Modest countrywide anti-Morsi protests, clashes at Presidential Palace
Anti-govt rallies marking 2nd anniversary of Mubarak's ouster fail to draw large numbers, but that doesn't stop limited clashes from erupting outside Presidential Palace in Cairo
Ahram Online, Osman El-Sharnoubi, Monday 11 Feb 2013
Small, peaceful demonstrations hit the streets of Egypt on the second anniversary of former president Hosni Mubarak's ouster to protest against President Mohamed Morsi and the Muslim Brotherhood group from which he hails.
The day, however, turned violent when limited clashes erupted between protesters and police at the Presidential Palace in Cairo's Heliopolis district.
Skirmishes first broke out around 8pm outside the palace between hundreds of protesters and Presidential Guard personnel.
According to Al-Ahram's Arabic-language news website, the Presidential Guard sprayed protesters with water hoses after several anti-government demonstrators attempted to tear down the barbed wire surrounding the palace.
Egyptian Central Security Forces (CSF) pushed protesters arrayed outside the palace (located on Merghani Street) towards the nearby Roxy Square, as they moved forward from Salah Salem Street with their armoured vehicles firing teargas canisters.
A number of protesters responded by hurling rocks at security personnel.
Meanwhile, in Cairo's iconic Tahrir Square, only a few hundred protesters gathered to commemorate the anniversary of the end of Mubarak's thirty-year rule.
Laila, an elderly retired schoolmaster who preferred not to give her last name, made her way to Tahrir on a march from the nearby Ramses Square, in which dozens of other protesters took part.
"I'm here in hopes that Morsi will see that people are mad at him and that the people don't want him anymore," she said, adding that she was asking for "the fall of Morsi and the government."
When asked about the scant numbers taking part in the protest, Laila stressed that she was participating regardless of numbers.
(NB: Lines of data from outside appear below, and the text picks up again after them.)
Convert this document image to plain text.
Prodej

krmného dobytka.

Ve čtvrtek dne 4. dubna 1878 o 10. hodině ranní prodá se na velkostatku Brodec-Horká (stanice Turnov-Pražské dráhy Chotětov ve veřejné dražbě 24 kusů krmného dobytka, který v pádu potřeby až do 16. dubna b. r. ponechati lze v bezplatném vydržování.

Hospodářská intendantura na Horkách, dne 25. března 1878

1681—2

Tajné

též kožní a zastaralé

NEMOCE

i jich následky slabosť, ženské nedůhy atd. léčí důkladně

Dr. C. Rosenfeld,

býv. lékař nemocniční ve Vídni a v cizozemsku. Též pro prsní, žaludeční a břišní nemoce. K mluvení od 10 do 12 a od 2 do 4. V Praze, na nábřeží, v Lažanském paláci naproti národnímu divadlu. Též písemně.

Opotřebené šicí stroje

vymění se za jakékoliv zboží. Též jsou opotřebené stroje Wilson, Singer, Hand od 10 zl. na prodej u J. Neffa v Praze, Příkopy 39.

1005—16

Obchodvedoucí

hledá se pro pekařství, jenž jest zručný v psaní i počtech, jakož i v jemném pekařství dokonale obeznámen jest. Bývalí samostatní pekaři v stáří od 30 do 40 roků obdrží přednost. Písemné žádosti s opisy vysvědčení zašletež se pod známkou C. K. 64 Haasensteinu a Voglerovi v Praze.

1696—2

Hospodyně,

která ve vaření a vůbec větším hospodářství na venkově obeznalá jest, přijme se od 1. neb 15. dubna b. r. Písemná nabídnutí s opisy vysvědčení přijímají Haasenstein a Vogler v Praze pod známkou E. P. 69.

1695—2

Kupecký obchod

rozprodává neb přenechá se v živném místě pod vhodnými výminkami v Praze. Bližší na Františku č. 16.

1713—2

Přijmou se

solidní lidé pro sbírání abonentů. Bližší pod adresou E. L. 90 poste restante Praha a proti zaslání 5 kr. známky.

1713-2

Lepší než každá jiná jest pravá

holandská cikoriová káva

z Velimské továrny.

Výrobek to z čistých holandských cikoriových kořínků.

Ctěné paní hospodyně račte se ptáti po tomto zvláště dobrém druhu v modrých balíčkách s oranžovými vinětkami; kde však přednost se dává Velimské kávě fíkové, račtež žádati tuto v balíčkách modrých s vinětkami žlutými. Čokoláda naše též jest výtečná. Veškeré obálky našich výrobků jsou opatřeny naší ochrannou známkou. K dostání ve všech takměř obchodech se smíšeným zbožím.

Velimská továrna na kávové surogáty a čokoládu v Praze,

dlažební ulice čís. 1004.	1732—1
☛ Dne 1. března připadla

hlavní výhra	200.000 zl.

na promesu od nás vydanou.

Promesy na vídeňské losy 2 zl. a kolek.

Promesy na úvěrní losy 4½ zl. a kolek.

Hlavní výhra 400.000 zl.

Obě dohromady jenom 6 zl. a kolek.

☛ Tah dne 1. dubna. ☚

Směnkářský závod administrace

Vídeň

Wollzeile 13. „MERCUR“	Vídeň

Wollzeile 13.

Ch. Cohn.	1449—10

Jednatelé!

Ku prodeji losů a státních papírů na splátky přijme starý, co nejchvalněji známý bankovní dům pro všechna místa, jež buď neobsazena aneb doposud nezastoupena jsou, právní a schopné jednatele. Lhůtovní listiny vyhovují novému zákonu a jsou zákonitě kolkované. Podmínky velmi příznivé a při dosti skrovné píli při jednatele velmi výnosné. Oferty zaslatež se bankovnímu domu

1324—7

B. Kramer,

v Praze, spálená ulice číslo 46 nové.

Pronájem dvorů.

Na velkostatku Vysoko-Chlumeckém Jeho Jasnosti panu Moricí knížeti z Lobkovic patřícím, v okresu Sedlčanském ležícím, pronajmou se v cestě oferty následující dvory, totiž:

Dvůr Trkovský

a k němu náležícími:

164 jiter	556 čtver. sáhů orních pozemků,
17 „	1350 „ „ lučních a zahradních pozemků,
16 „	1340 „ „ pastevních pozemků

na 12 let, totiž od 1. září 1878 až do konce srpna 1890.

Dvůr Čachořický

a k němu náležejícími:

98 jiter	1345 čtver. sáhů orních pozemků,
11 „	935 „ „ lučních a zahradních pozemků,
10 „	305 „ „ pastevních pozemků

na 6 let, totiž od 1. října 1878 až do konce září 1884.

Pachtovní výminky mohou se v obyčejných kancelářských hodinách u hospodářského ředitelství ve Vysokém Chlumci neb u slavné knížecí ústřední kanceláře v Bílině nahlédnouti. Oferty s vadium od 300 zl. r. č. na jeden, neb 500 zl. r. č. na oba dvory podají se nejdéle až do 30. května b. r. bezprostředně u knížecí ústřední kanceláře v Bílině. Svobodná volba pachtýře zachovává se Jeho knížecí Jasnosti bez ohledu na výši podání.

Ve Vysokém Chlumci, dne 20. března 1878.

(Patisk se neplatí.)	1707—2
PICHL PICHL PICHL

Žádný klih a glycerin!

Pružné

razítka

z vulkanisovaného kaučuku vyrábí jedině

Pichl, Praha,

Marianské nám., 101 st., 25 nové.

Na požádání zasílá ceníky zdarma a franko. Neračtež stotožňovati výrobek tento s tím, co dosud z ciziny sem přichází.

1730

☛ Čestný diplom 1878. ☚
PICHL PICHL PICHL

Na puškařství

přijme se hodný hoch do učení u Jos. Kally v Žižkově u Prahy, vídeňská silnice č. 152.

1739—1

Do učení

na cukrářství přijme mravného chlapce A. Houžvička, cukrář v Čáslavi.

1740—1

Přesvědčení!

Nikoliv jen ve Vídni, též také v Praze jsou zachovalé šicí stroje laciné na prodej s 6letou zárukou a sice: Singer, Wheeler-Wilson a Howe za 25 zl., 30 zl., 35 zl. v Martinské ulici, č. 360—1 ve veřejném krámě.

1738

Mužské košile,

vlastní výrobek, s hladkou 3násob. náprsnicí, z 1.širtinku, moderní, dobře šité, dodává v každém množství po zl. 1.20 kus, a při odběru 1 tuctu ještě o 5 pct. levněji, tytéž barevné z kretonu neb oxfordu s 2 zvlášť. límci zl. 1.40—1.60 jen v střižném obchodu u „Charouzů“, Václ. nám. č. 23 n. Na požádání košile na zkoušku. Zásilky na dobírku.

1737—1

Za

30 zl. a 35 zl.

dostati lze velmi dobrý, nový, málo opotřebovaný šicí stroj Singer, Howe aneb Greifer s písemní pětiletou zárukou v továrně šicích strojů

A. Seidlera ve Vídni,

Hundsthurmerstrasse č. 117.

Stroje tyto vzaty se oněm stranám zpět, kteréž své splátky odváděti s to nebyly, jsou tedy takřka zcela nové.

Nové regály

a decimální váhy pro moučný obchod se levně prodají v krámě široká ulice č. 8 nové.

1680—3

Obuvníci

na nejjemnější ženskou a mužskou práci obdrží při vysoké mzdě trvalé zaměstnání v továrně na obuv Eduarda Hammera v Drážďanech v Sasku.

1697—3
"Oh Mubarak, tell Morsi: jail comes after the presidency," protesters yelled. The main stage at Tahrir played a recording of Mubarak’s resignation speech to the small crowd who applauded upon its conclusion.
Meanwhile, a group of people set up a football field on one side of the square for a planned five-a-side tournament.
Game coordinator Islam Nour El-Din said the initiative was intended to attract people to the square and not be afraid of participation.
"We want to send a message to people that the square is drug-free and thug-free," he told Ahram Online.
Another protester, Mohamed Ramadan, told Ahram Online that the protest is largely symbolic. "This demonstration is only to commemorate, it isn't decisive," he said, adding that the small number of people in Tahrir reflected that.
Ramadan said he was in Tahrir because he hadn't seen any change since Morsi assumed the presidency and because of the president's bad decisions.
"The economy is going downhill; prices have gone up 30 percent," Ramadan lamented.
The largest demonstration came from Cairo's Sayeda Zeinab district, where a few thousand marched towards Tahrir chanting against the Muslim Brotherhood and condemning the political group for failing to meet the revolution's demands.
Flags of the Socialist Popular Alliance Party and others of the Revolutionary Socialists could be seen waving at the Sayeda Zeinab protest.
In Alexandria, a few thousand people marched from Victoria Square, briefly blocking Abu-Qir Street and creating traffic congestions in several parts of the coastal city.
Hundreds demonstrated in Upper Egypt's Assiut, meanwhile, and tens in Qena demanding the fulfilment of revolutionary goals and against the Muslim Brotherhood.
According to Egyptian Social Democratic Party member in Assiut Hossam Hassan Amin, groups participating in the demonstrations included members of his party, in addition to those of the Free Egyptians, the Constitution Party, the Wafd Party, the April 6 youth movement and the Revolution Youth Union.
"The demonstration is to commemorate the ouster of Mubarak and send a message to Morsi that his fate will be similar to that of Mubarak if he does not meet the people's demands and provide retribution for the revolution's martyrs," Hilal Abdel-Hamid told Al-Ahram's Arabic-language news website.
In Tanta, hundreds more demonstrated around the city, screening videos in the centrally-located Martyrs Square showing violations committed since Morsi became president.
As of 10pm, limited clashes remained ongoing at the Presidential Palace between the CSF and tens of protesters.